Mi hijo se despertó a eso de las dos de la tarde. Le pregunté cómo estaba y me contestó con un “bien” de compromiso. Yo no, —le dije—, se murió Maradona. Como a él la pelota le importa cero, tuve que refrescarle quién era el Diez. Y no pude, se me quebró la voz y lagrimeé.

Me miraba entre sorprendido y horrorizado, como muchos chicos a los que les toca ver llorar a su padre. Pero el más desconcertado era yo mismo. No soy de lágrima fácil. Ya quisiera, no es una pose de machote insensible. No se me da. La noticia me dejó helado, me sentía incapaz de realizar una tarea muy simple que tenía pendiente. Había seguido toda la mañana la repercusión en los medios pero sobre todo la de la gente. Cuando mi hijo apareció, yo acumulaba horas de resistencia a dar por comenzado el duelo.

En el 79 me levantaba de madrugada para ver los partidos del juvenil en Japón. En el 82 me partieron el alma con cada patadón italiano. En el mundial de México ‘86, yo tenía casi la misma edad que tiene ahora Teo. Recuerdo dónde vi el legendario gol a los ingleses. En casa había dos televisores: en la cocina, el Sharp que habíamos traído desde Brasil (a color, una caja enorme y pesada) y uno pequeño blanco y negro que hacía mucha lluvia en la habitación de mis padres.
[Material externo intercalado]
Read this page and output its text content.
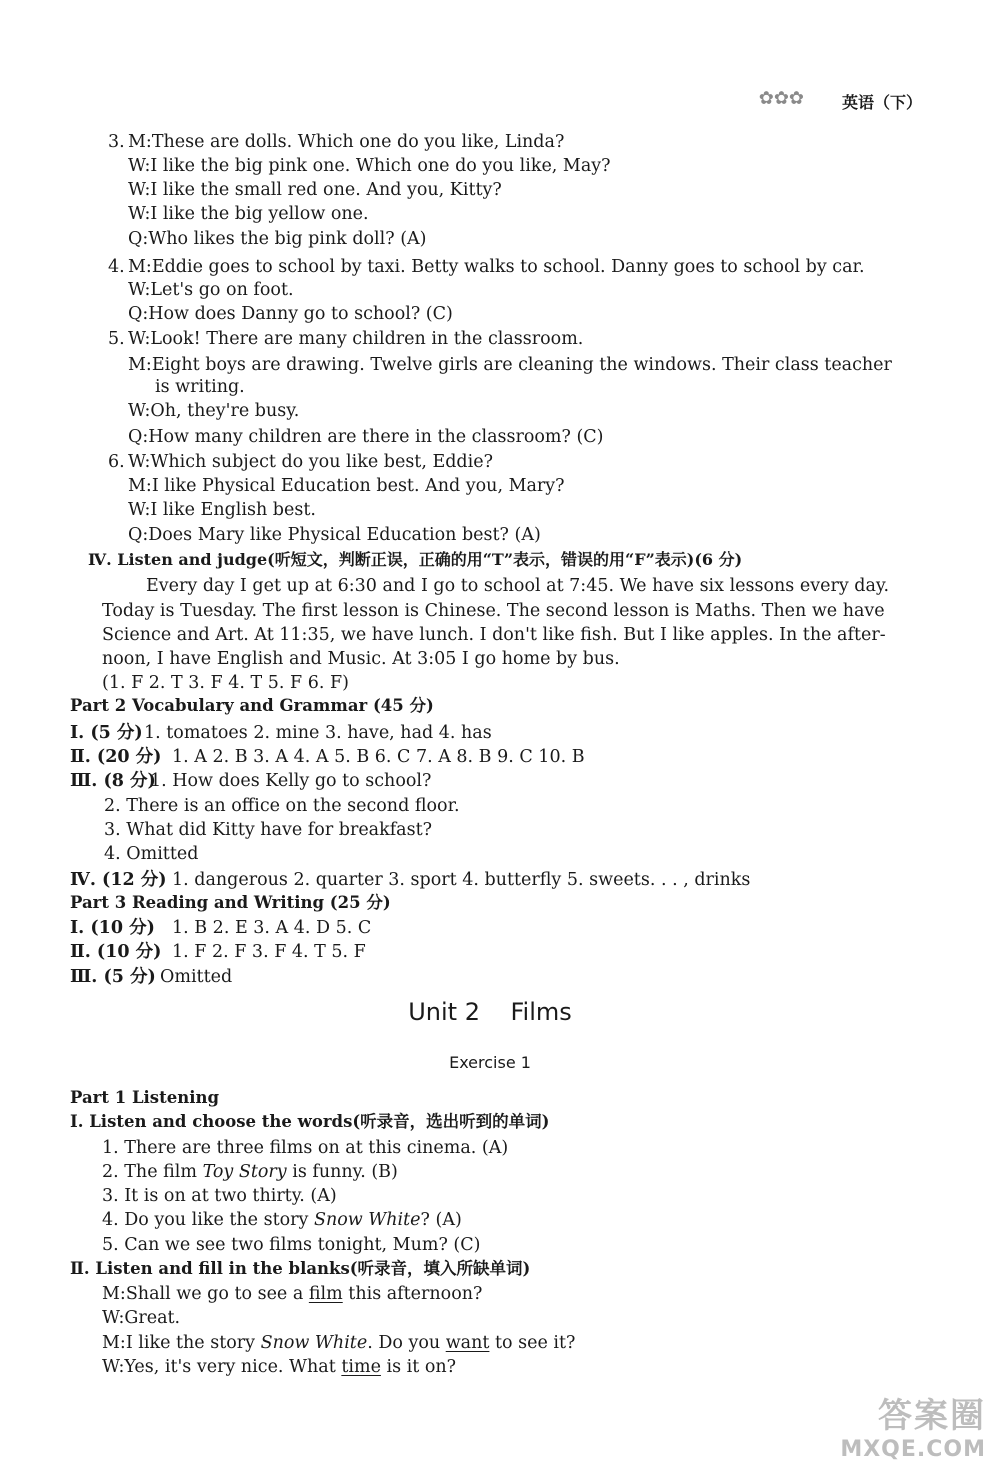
✿✿✿ 英语（下）
3. M:These are dolls. Which one do you like, Linda?
W:I like the big pink one. Which one do you like, May?
W:I like the small red one. And you, Kitty?
W:I like the big yellow one.
Q:Who likes the big pink doll? (A)
4. M:Eddie goes to school by taxi. Betty walks to school. Danny goes to school by car.
W:Let's go on foot.
Q:How does Danny go to school? (C)
5. W:Look! There are many children in the classroom.
M:Eight boys are drawing. Twelve girls are cleaning the windows. Their class teacher
is writing.
W:Oh, they're busy.
Q:How many children are there in the classroom? (C)
6. W:Which subject do you like best, Eddie?
M:I like Physical Education best. And you, Mary?
W:I like English best.
Q:Does Mary like Physical Education best? (A)
Ⅳ. Listen and judge(听短文，判断正误，正确的用“T”表示，错误的用“F”表示)(6 分)
Every day I get up at 6:30 and I go to school at 7:45. We have six lessons every day.
Today is Tuesday. The first lesson is Chinese. The second lesson is Maths. Then we have
Science and Art. At 11:35, we have lunch. I don't like fish. But I like apples. In the after-
noon, I have English and Music. At 3:05 I go home by bus.
(1. F 2. T 3. F 4. T 5. F 6. F)
Part 2 Vocabulary and Grammar (45 分)
Ⅰ. (5 分) 1. tomatoes 2. mine 3. have, had 4. has
Ⅱ. (20 分) 1. A 2. B 3. A 4. A 5. B 6. C 7. A 8. B 9. C 10. B
Ⅲ. (8 分)
1. How does Kelly go to school?
2. There is an office on the second floor.
3. What did Kitty have for breakfast?
4. Omitted
Ⅳ. (12 分) 1. dangerous 2. quarter 3. sport 4. butterfly 5. sweets. . . , drinks
Part 3 Reading and Writing (25 分)
Ⅰ. (10 分) 1. B 2. E 3. A 4. D 5. C
Ⅱ. (10 分) 1. F 2. F 3. F 4. T 5. F
Ⅲ. (5 分) Omitted
Unit 2    Films
Exercise 1
Part 1 Listening
Ⅰ. Listen and choose the words(听录音，选出听到的单词)
1. There are three films on at this cinema. (A)
2. The film Toy Story is funny. (B)
3. It is on at two thirty. (A)
4. Do you like the story Snow White? (A)
5. Can we see two films tonight, Mum? (C)
Ⅱ. Listen and fill in the blanks(听录音，填入所缺单词)
M:Shall we go to see a film this afternoon?
W:Great.
M:I like the story Snow White. Do you want to see it?
W:Yes, it's very nice. What time is it on?
答案圈
MXQE.COM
La guerra de Malvinas estaba fresca aún, —como si un mundial para los argentinos necesitase más morbo— y el enfrentamiento se promocionaba como una batalla más. El partido más importante de nuestras vidas. Por eso llevamos el TV al living y lo gritamos sin poder sentarnos, sin poder creerlo. En los recuerdos importantes, uno atesora infinidad de detalles.

No voy a ponerme aquí a reseñar la vida de Maradona. A defender sus decisiones polémicas o halagar su imperfección, sus claroscuros. Soy escritor y para mí Maradona era perfecto. Un personaje complejo, tridimensional como anhelamos construir a los nuestros. Su arco dramático podría surtir varias temporada de la mejor serie dramática. Un imposible antihéroe del sur, que se las buscaba difíciles y pedía la pelota siempre. Nunca se sabía para dónde saldría esa vez. Y aunque la cagaba seguido, siempre hice fuerza para que le fuera bien. Para que cerrara bocas. Para que emergiera de sus tinieblas.

Diego me hizo llorar. En el 86 y más todavía en el 90, cuando lloró él. Pero el de hoy fue inesperado. No la vi venir. Un pase al vacío que me dejó solo. Me toca definir, poner el punto final con un pase a la red. Y festejar su vida con un abrazo imposible, el último antes de que eche a volar este inmortal barrilete cósmico.